California did two things that could eventually make it very difficult for Uber to maintain its current status. They first shifted the burden of proof to any company that claims its workers are independent contractors. According to Forbes, “The Court adopted a standard that presumes that all workers are employees instead of contractors. The burden is now on any entity classifying an individual as an independent contractor.”
California’s Supreme Court Creates a New Test that Uber Can’t Pass
That means if a case comes against Uber on this issue, Uber will now have to prove that its drivers meet the legal requirements for independent contractor status. And to help in doing that, the Court came up with a three-point test that companies must meet in order to declare its workers independent contractors. Most legal analysts agree that Uber does not meet all of the requirements of these tests.
Keep in mind that a company must establish that all of the following are true of the workers it declares to be independent contractors:
- The worker is free from the control and direction of the hirer in connection with the performance of the work. (This is one of the traditional tests and it is questionable that Uber meets this requirement);
- The worker is customarily engaged in an independently established trade, occupation, or business of the same nature as the work performed for the hiring entity. (This is also one of the traditional elements and this is the one where Uber has the strongest case); and
- The worker performs work that is outside the usual course of the hiring entity’s business.

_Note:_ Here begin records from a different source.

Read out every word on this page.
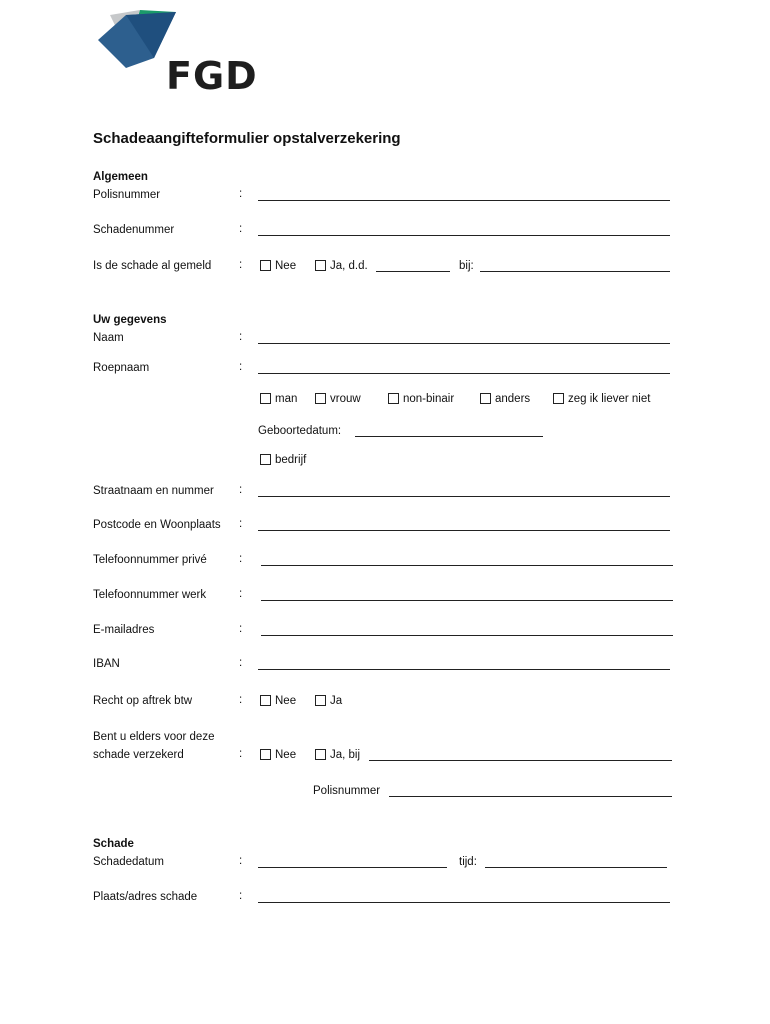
FGD
Schadeaangifteformulier opstalverzekering
Algemeen
Polisnummer	:
Schadenummer	:
Is de schade al gemeld :	Nee	Ja, d.d.	bij:
Uw gegevens
Naam	:
Roepnaam	:
man	vrouw	non-binair	anders	zeg ik liever niet
Geboortedatum:
bedrijf
Straatnaam en nummer :
Postcode en Woonplaats :
Telefoonnummer privé	:
Telefoonnummer werk	:
E-mailadres	:
IBAN	:
Recht op aftrek btw	:	Nee	Ja
Bent u elders voor deze
schade verzekerd	:	Nee	Ja, bij
Polisnummer
Schade
Schadedatum	:	tijd:
Plaats/adres schade	:
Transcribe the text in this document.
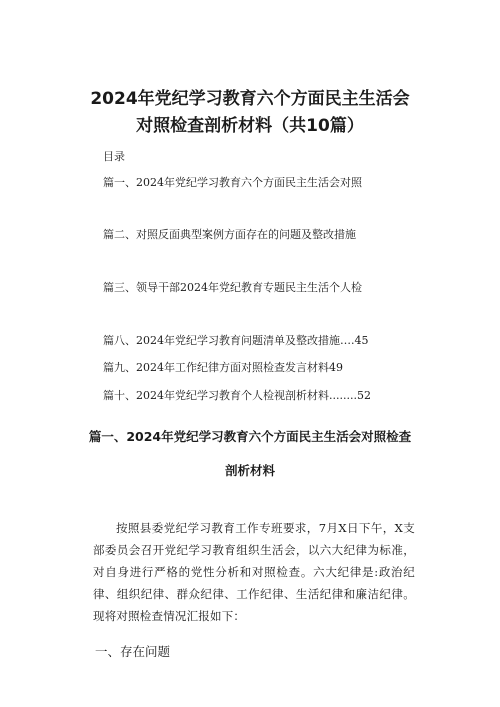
2024年党纪学习教育六个方面民主生活会
对照检查剖析材料（共10篇）
目录
篇一、2024年党纪学习教育六个方面民主生活会对照
篇二、对照反面典型案例方面存在的问题及整改措施
篇三、领导干部2024年党纪教育专题民主生活个人检
篇八、2024年党纪学习教育问题清单及整改措施….45
篇九、2024年工作纪律方面对照检查发言材料49
篇十、2024年党纪学习教育个人检视剖析材料........52
篇一、2024年党纪学习教育六个方面民主生活会对照检查
剖析材料
按照县委党纪学习教育工作专班要求，7月X日下午，X支部委员会召开党纪学习教育组织生活会，以六大纪律为标准，对自身进行严格的党性分析和对照检查。六大纪律是:政治纪律、组织纪律、群众纪律、工作纪律、生活纪律和廉洁纪律。现将对照检查情况汇报如下：
一、存在问题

Uber is shaky on the first point, they can make a case on the second point, but they completely fail on the last point. And keep in mind, the California Court did not say ‘two out of three ain’t bad’! They said a company must pass on all three points. It’s not good enough to pass two of them and fail the third. If a company fails any one of the three tests, then they fail and their workers won’t be considered independent contractors.
And Uber is on even shakier ground on point number 2, that says in order to qualify as an independent contractor workers have to be “customarily engaged in an independently established trade, occupation, or business”. The Court also stated in their ruling that the simple fact that a company does not prohibit or prevent a worker from engaging in such an independent business with other companies is insufficient to establish that a worker has independently made the decision to go into business for themselves.
In other words, the court is striking at the root of Uber’s claims by noting that most of its drivers were not drivers with other companies before Uber came along. They became drivers for the sole purpose of working with Uber. The fact that Uber doesn’t prohibit them from working with other companies is not enough to establish that they “customarily” do or did work for other companies as drivers.
The work Uber drivers perform is certainly not outside the usual course of Uber’s business. It is absolutely central to Uber’s business. It is Uber’s business. Therefore, Uber fails this test and consequently fails the California Supreme Court’s new litmus test.
Uber drivers cannot be considered independent contractors if this new California precedent is accepted by higher Federal courts where Uber will no doubt try to appeal it. The power of this opinion of the Court is that it is so flawlessly logical. It’s shear logic could persuade legislators and other courts to adopt it. It’s hard to imagine that any other court could reject it, although it could take several years of appeals before we see any visible impact.
State legislatures could also get into the act and pass California court’s ruling as law. Then it would be highly unlikely that any court would overturn it.